The Huffington Post and your masturbatory co-workers
This post isn’t about “fake news”, a term which has gone from useful to meaningless in a record time. It’s about nonsense published as if it’s news, and about the willingness on the part of some publications (okay, one in this case) to take a published piece of nonsense and then make it even worse in order to get you to visit their website.
But first, of course I must confess to the horror that — in order to write about the nonsense in question — I had to read the nonsense in question, which included clicking on the website in question.
We used to have DoNotLink, which allowed you to send people to a website without adding to their traffic numbers. Today, we have unvis.it, which even has a handy Chrome extension so that you can right-click on a link, and follow it without being counted as a reader. But the cunning clickbait-mongers at HuffPo have found a way around that.
So, my name is Jacques, and I have clicked on a HuffPo story that is headlined “Masturbating At Work Is More Common Than You Think”, so I am aware of the irony in writing to complain about clickbait.
You lucky folks can read it from Google’s cache, thereby not contributing to HuffPo’s readership numbers. But you really don’t need to, because it’s nonsense. Let me tell you why…
First, the headline: leaving aside the point that you’ve got no idea how common a practise I believe masturbating at work to be (if I can count university students as being part of the workplace, then it’s probably more common than even the Huffington Post think), that headline implies that it’s at least very common.
How common, you might ask? Well,
According to a recent survey by Time Out New York, 39 per cent of office workers admit to masturbating in the office john — slightly more than the 31 per cent of men that admitted to rubbing one out in 2012 according to Glamour.
Let’s look at the recent survey, then. In a piece dated December 21, 2015 (recent-ish?), Jillian Anthony tells us that she a) got some anecdotes from her friends over brunch; and then b) “blasted out a survey on all my social media channels”.
Do you see how many times that was retweeted? [zero is the answer, in case you don’t do Twitter.] Well, hopefully her brunch companions filled in the survey, at least.
The next survey will no doubt be even more robust, seeing as Anthony has now “started asking anyone and everyone — including second dates” whether they masturbate at work. By the way, with the stories she’s heard, she’s “starting to think the percentage is higher than people are letting on”.

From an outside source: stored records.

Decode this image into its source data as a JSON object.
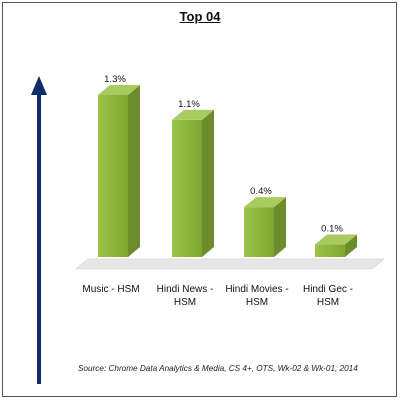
{
  "chart_data": {
    "type": "bar",
    "title": "Top 04",
    "categories": [
      [
        "Music - HSM"
      ],
      [
        "Hindi News -",
        "HSM"
      ],
      [
        "Hindi Movies -",
        "HSM"
      ],
      [
        "Hindi Gec -",
        "HSM"
      ]
    ],
    "values": [
      1.3,
      1.1,
      0.4,
      0.1
    ],
    "data_labels": [
      "1.3%",
      "1.1%",
      "0.4%",
      "0.1%"
    ],
    "ylim": [
      0,
      1.3
    ],
    "grid": false,
    "legend": "none",
    "source": "Source: Chrome Data Analytics & Media, CS 4+, OTS, Wk-02 & Wk-01, 2014",
    "colors": {
      "bar_front": "#8db63c",
      "bar_side": "#6d8d2c",
      "bar_top": "#a9cb5e",
      "arrow": "#0f2d6b",
      "floor": "#e6e6e6"
    }
  }
}
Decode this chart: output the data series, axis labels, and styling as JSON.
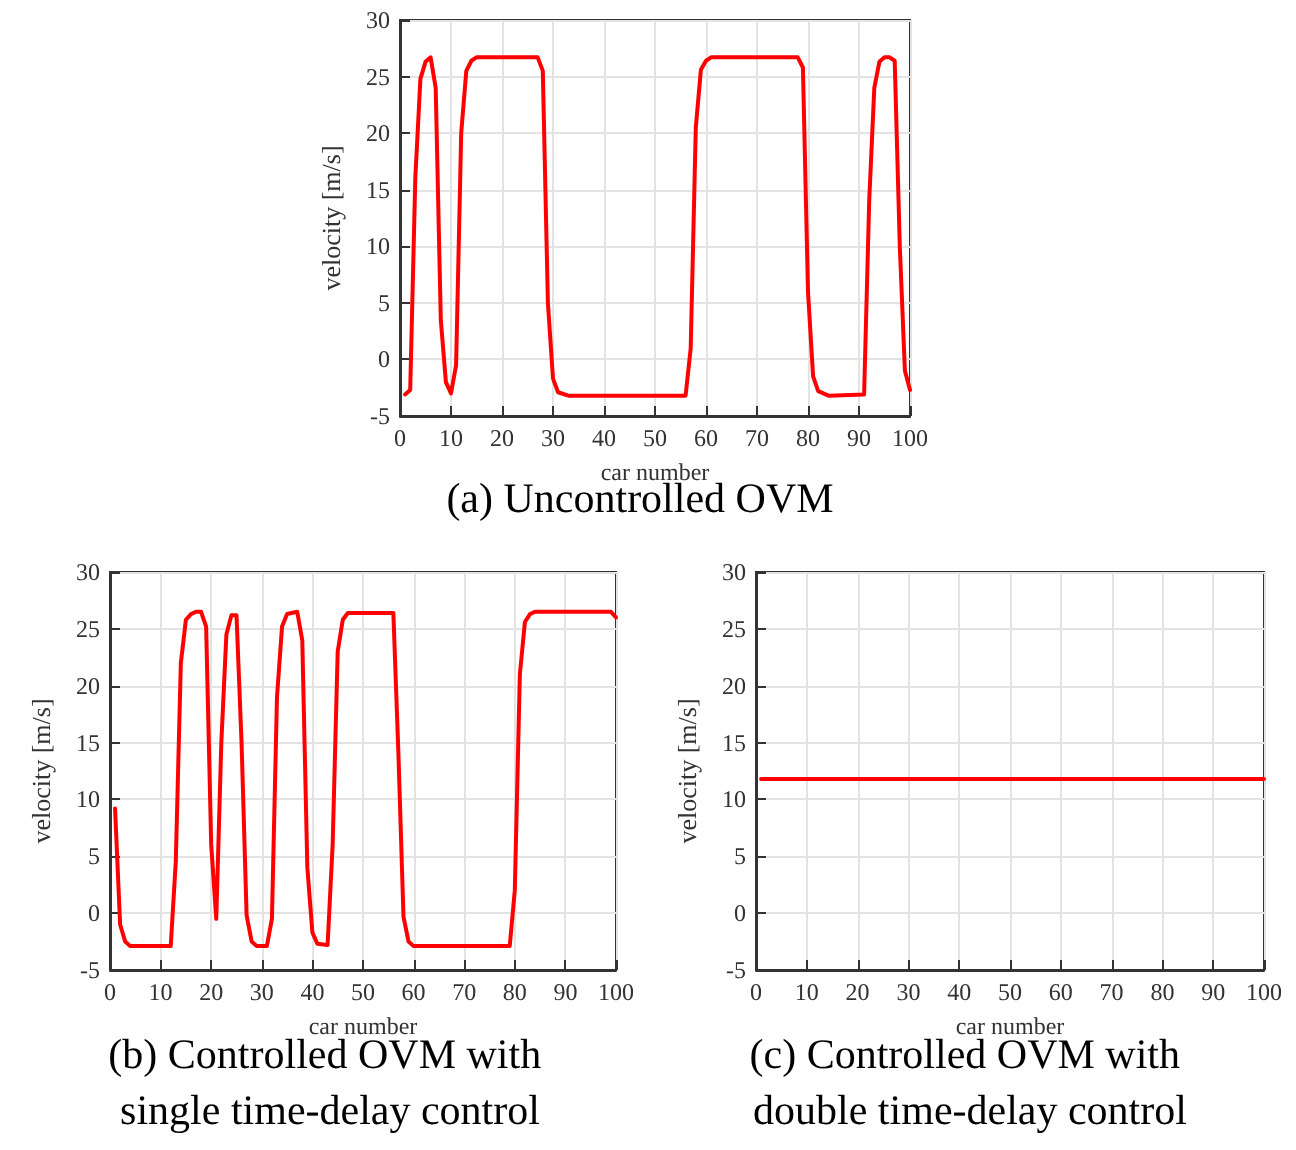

The survey question, by the way, requested a yes/no response to the question “Have you ever masturbated at work? (At any job you’ve held, ever)”, and then had an optional comment field.
Which means that, if you simply take the raw data of yes and no responses, a 65 year-old who is a month from retirement, and who once masturbated mid-10-hour shift at McDonalds when he was 17, would count towards that 39% figure (ominously up from Glamour magazine’s no doubt equally-robust survey results of 31% in 2012).
Both the HuffPo and the TimeOut piece refer to “office workers”, by the way, which is also at odds with the survey question, which stresses that your masturbation could have occurred at “any job, ever”.
In short, a piece of fluff published in TimeOut, which might or might not be fun to read, depending on your predilections, was made to sound scientific-ish by HuffPo (in that the details of the terrible “survey” were omitted), and given a completely misleading headline, in order to make you click on it.
So, why I am writing about this? For two reasons: first, to make you aware of ways in which you can share this sort of nonsense without adding to viewership figures (using caches, and/or a service like unvis.it), and second to remind you that unless you do either that or, better yet, don’t follow clickbait links at all, “they” will keep publishing it.
Many of us complain about sensationalism, misleading content and “fake news”. In all these cases, it’s worth remembering that the market tends to give us what we ask for… and that we should therefore ask for more things worth reading, in part by not reading the things that aren’t worth it.